How I Use LLMs (Sep 2024)
Aider is pretty cool
It feels a bit early to be writing an update to something I wrote 1.5 months ago, but we live in interesting times. Shortly after writing that post, I started trying out Aider with Claude 3.5 Sonnet. Aider’s an open source Python CLI app that you run inside a Git repo with an OpenAI/Anthropic/whatever API key1.
My Aider workflow
- I direct Aider toward a file or multiple files of interest (with
/add src/main.rs
or similar) - I describe a commit-sized piece of work to do in 1 or 2 sentences
- Aider sends some file contents and my prompt to the LLM and translates the response into a Git commit
- I skim the commit and leave it as is, tell Aider to tweak it some more, tweak it myself, or
/undo
it entirely
This works shockingly well; most of the time, Aider+Claude can get it right on the first or second try. This workflow has a few properties that I really like:
- It’s IDE-agnostic (no need to switch to something like Cursor)

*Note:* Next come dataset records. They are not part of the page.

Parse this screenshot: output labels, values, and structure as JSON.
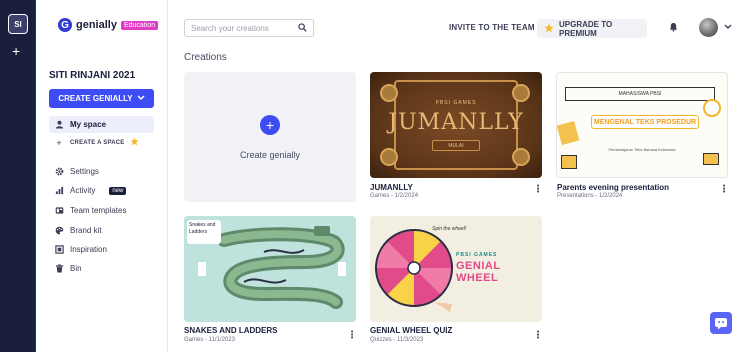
{
  "rail": {
    "workspace_initials": "SI"
  },
  "brand": {
    "name": "genially",
    "badge": "Education"
  },
  "sidebar": {
    "workspace_name": "SITI RINJANI 2021",
    "create_button": "CREATE GENIALLY",
    "my_space": "My space",
    "create_space": "CREATE A SPACE",
    "items": [
      {
        "label": "Settings",
        "icon": "gear-icon"
      },
      {
        "label": "Activity",
        "icon": "chart-icon",
        "badge": "new"
      },
      {
        "label": "Team templates",
        "icon": "template-icon"
      },
      {
        "label": "Brand kit",
        "icon": "palette-icon"
      },
      {
        "label": "Inspiration",
        "icon": "inspiration-icon"
      },
      {
        "label": "Bin",
        "icon": "trash-icon"
      }
    ]
  },
  "topbar": {
    "search_placeholder": "Search your creations",
    "invite": "INVITE TO THE TEAM",
    "upgrade": "UPGRADE TO PREMIUM"
  },
  "main": {
    "section_title": "Creations",
    "create_label": "Create genially",
    "cards": [
      {
        "title": "JUMANLLY",
        "meta": "Games - 1/2/2024",
        "thumb_small": "PBSI GAMES",
        "thumb_big": "JUMANLLY",
        "thumb_button": "MULAI"
      },
      {
        "title": "Parents evening presentation",
        "meta": "Presentations - 1/2/2024",
        "thumb_header": "MAHASISWA PBSI",
        "thumb_title": "MENGENAL TEKS PROSEDUR",
        "thumb_tiny": "Pembelajaran Teks Bahasa Indonesia"
      },
      {
        "title": "SNAKES AND LADDERS",
        "meta": "Games - 11/1/2023",
        "thumb_label": "Snakes and Ladders"
      },
      {
        "title": "GENIAL WHEEL QUIZ",
        "meta": "Quizzes - 11/3/2023",
        "thumb_small": "PBSI GAMES",
        "thumb_big": "GENIAL WHEEL",
        "thumb_spin": "Spin the wheel!"
      }
    ]
  },
  "colors": {
    "rail": "#1a1f3d",
    "primary": "#3e4cf5",
    "education_badge": "#e33ac8",
    "star": "#f5b82e"
  }
}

- It’s very low-friction, which encourages trying things out
- No need to copy code from a browser, write commit messages, etc.
- Undoing work is trivial (just delete the Git commit or run
/undo
)
- It’s pay-as-you-go (I pay Anthropic by the token, no monthly subscription)
Prompts
Here are some examples of the prompts I do in Aider:
- Library updates should be streamed to all connected web clients over a WebSocket. Add an /updates websocket in the Rust code that broadcasts updated LibraryItems to clients (triggered by a successful call to update_handler). The JS in index.html should subscribe to the WebSocket and call table.updateData() to update the Tabulator table
- Add a new endpoint (POST or PUT) for adding new items to the library. It will create a new LibraryItemCreatedEvent, save it to the DB, apply it to the in-memory library, then broadcast the new item over the websocket
- add a nice-looking button that bookmarks the current song. don’t worry about hooking it up to anything just yet
- Add a new “test-api” command to
justfile
. It should curl the API exposed by add_item_handler and check that the response status code is CREATED - Write a throwaway C# program for benchmarking the the same SQLite insert as
create_item()
inlib.rs
I’m still developing an intuition for how to write these, but with all of these examples I got results that were correct or able to be fixed up easily. Sometimes I am very precise about what I want, and sometimes I am not; it all depends on the task at hand and how confident I am that the LLM will do what I’m looking for.
What does all this mean?
I dunno! The world is drowning in long-winded AI thinkpieces, so I’ll spare you another one.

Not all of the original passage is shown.